秘密の癒しチートがバレたら、女嫌い王太子の専属女官(※その実態はお妃候補)に任命されました!
 メイサは怒るでもなく、整然と問いかけた。その圧倒的な気品と存在感に、会場中が息をのんだ。メイサには卑屈さが一切なく、どこまでも気高く、透き通るように高潔だった。

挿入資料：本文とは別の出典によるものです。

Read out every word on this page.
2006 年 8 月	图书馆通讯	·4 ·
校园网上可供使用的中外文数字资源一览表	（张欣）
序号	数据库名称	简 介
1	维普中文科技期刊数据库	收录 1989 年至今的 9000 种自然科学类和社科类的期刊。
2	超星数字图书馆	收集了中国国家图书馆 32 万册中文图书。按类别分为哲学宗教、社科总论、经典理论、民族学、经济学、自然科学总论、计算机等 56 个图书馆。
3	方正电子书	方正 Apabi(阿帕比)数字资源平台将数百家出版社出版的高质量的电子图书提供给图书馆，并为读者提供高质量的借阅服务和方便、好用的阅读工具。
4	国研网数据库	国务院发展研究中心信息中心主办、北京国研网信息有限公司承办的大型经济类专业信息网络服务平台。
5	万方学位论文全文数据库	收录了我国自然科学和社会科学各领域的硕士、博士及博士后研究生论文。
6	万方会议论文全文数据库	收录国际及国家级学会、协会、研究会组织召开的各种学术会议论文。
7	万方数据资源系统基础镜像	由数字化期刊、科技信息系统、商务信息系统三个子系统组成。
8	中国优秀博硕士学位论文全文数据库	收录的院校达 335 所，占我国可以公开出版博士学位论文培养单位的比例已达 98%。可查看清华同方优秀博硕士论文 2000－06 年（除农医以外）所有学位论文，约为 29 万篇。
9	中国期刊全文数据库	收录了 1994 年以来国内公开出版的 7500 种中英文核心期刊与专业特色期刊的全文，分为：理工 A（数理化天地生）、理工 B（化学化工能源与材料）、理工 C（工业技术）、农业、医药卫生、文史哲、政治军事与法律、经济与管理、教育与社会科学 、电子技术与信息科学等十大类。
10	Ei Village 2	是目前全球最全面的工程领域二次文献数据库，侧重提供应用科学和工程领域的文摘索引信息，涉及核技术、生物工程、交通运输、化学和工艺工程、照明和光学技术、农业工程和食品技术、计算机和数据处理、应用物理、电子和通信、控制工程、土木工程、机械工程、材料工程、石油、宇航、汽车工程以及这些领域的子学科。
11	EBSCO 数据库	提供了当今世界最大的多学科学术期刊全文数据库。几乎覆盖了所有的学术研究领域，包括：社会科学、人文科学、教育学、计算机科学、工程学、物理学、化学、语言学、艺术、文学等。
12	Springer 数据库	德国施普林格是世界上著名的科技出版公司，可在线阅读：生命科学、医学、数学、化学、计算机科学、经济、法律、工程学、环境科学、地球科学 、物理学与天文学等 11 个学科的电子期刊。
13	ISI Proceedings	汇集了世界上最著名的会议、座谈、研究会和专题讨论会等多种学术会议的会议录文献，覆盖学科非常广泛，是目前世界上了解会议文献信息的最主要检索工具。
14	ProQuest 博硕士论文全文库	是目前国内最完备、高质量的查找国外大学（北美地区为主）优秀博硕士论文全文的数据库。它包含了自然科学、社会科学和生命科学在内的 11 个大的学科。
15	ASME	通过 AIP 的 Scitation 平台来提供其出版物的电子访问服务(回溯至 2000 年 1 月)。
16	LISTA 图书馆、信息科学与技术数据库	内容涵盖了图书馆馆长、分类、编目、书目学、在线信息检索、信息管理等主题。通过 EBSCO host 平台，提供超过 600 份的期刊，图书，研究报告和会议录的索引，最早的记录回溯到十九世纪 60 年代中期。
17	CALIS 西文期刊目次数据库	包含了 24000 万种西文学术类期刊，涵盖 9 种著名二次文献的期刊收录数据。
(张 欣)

 凛とした彼女の横顔に、俺はさっきまでの怒りも忘れただただ見惚れた。
「よくも開き直って……っ、この恥知らず! お父様に言いつけてやるんだから……!」
 カミラは真っ赤な顔でわなわなと唇を震わせて叫び、逃げるように駆けていく。
 彼女の捨て台詞が、シンッと静まり返った会場内に虚しく響く。この場で今、最も恥知らずなのは誰か……そんなのは誰の目にも火を見るより明らか。カミラはそのまま、バタバタと会場を出ていった。
「皆、騒がせてしまってすまなかった。夜会の続きを楽しんでくれ」
 俺は会場内に向けて告げ、楽団に円舞曲の開始を指示した。
 楽団が音楽を奏でだすと各々ダンスを再開し、それに伴ってピリピリした周囲の雰囲気は徐々に落ち着き、和やかな夜会の夜が戻ってくる。